The philosopher Alfred North Whitehead asserts that the aim of the universe is toward the production of beauty, and here on Cape Cod we know that this is the case, as we gaze out our windows at Wequaquet Lake or Long’s Pond, as we walk on the seashore, as we see a young child playing, osprey feeding its young, or look in the face of our beloved friend or companion. God’s aim is toward the creation of a beautiful world, and as God’s companions bearing the divine image, that is our ethical and spiritual calling as well. Destruction and death are inevitable, and necessary for survival, but our calling is to add to the beauty of the Earth, whether this means nurturing a child in loving ways, planting a garden, ensuring every person can reach her or his fullest potential, and caring for seas, skies, land, and streams and rivers.
Now, you might ask, what does this have to do with celebrating our Capital Campaign? What does brick and mortar and expanded ministry in the community have to do with beauty? How do our pledges enhance the beauty of our world?
I believe that throughout our church’s history, beauty has been at the heart of our ministry, even when we thought we were doing something else – the simple beauty of our sanctuary where thousands have found spiritual guidance and something to live for; the church school classrooms where children experienced the beauty of holiness in conversations with caring adults; a fellowship hall where we laugh and cry and celebrate with one another and nurture the ties that bind; meeting rooms where adults find healing and the moral character of our youth is formed. Church planning sessions that led to the women’s all-night shelter and fair housing in our community, outdoor worship for seekers on the beach, and dreams of future missions in our community. We may have thought this was just brick and mortar, but this place nurtures spirits and awakens persons to God’s image in places where they least expect to find it, their own lives.

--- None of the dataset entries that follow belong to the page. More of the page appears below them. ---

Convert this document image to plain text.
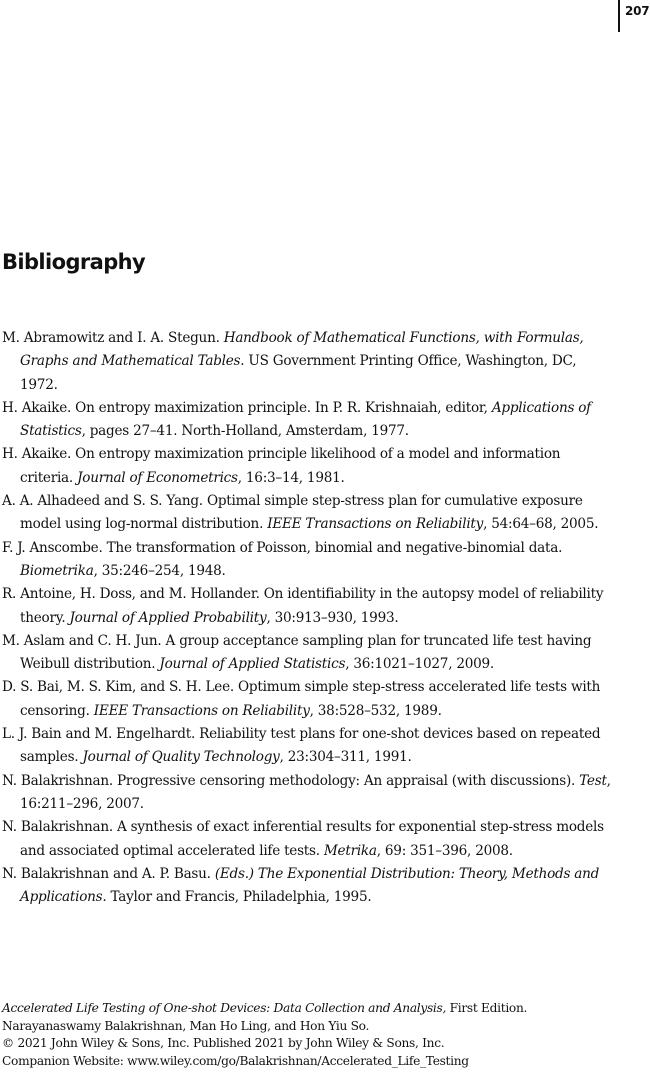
207
Bibliography
M. Abramowitz and I. A. Stegun. Handbook of Mathematical Functions, with Formulas, Graphs and Mathematical Tables. US Government Printing Office, Washington, DC, 1972.
H. Akaike. On entropy maximization principle. In P. R. Krishnaiah, editor, Applications of Statistics, pages 27–41. North-Holland, Amsterdam, 1977.
H. Akaike. On entropy maximization principle likelihood of a model and information criteria. Journal of Econometrics, 16:3–14, 1981.
A. A. Alhadeed and S. S. Yang. Optimal simple step-stress plan for cumulative exposure model using log-normal distribution. IEEE Transactions on Reliability, 54:64–68, 2005.
F. J. Anscombe. The transformation of Poisson, binomial and negative-binomial data. Biometrika, 35:246–254, 1948.
R. Antoine, H. Doss, and M. Hollander. On identifiability in the autopsy model of reliability theory. Journal of Applied Probability, 30:913–930, 1993.
M. Aslam and C. H. Jun. A group acceptance sampling plan for truncated life test having Weibull distribution. Journal of Applied Statistics, 36:1021–1027, 2009.
D. S. Bai, M. S. Kim, and S. H. Lee. Optimum simple step-stress accelerated life tests with censoring. IEEE Transactions on Reliability, 38:528–532, 1989.
L. J. Bain and M. Engelhardt. Reliability test plans for one-shot devices based on repeated samples. Journal of Quality Technology, 23:304–311, 1991.
N. Balakrishnan. Progressive censoring methodology: An appraisal (with discussions). Test, 16:211–296, 2007.
N. Balakrishnan. A synthesis of exact inferential results for exponential step-stress models and associated optimal accelerated life tests. Metrika, 69: 351–396, 2008.
N. Balakrishnan and A. P. Basu. (Eds.) The Exponential Distribution: Theory, Methods and Applications. Taylor and Francis, Philadelphia, 1995.
Accelerated Life Testing of One-shot Devices: Data Collection and Analysis, First Edition.
Narayanaswamy Balakrishnan, Man Ho Ling, and Hon Yiu So.
© 2021 John Wiley & Sons, Inc. Published 2021 by John Wiley & Sons, Inc.
Companion Website: www.wiley.com/go/Balakrishnan/Accelerated_Life_Testing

God is still creating. God is still speaking, and God’s voice echoes in wider and wider circles of creativity and loving service. God is still creating here at South Congregational in beautiful music, the interpretation of scripture, spiritual growth, 12 step groups, scouting, loving conversations, outreach that is global in scope, and our growing sense of connection with the most vulnerable people on the Cape.
While the pledge drive may be ending soon, our work is beginning as we do ordinary things with great love, as we welcome strangers, and as we – this village church aiming at global perspective – continue to do something beautiful for God by bringing beauty to the world and healing to wayward and hurting persons. Let us rejoice at our calling to be God’s artistic and creative partners, bringing love and beauty to every task we do. Let us grow in the years ahead in mission and service, learning, loving, and living the word and wisdom of God.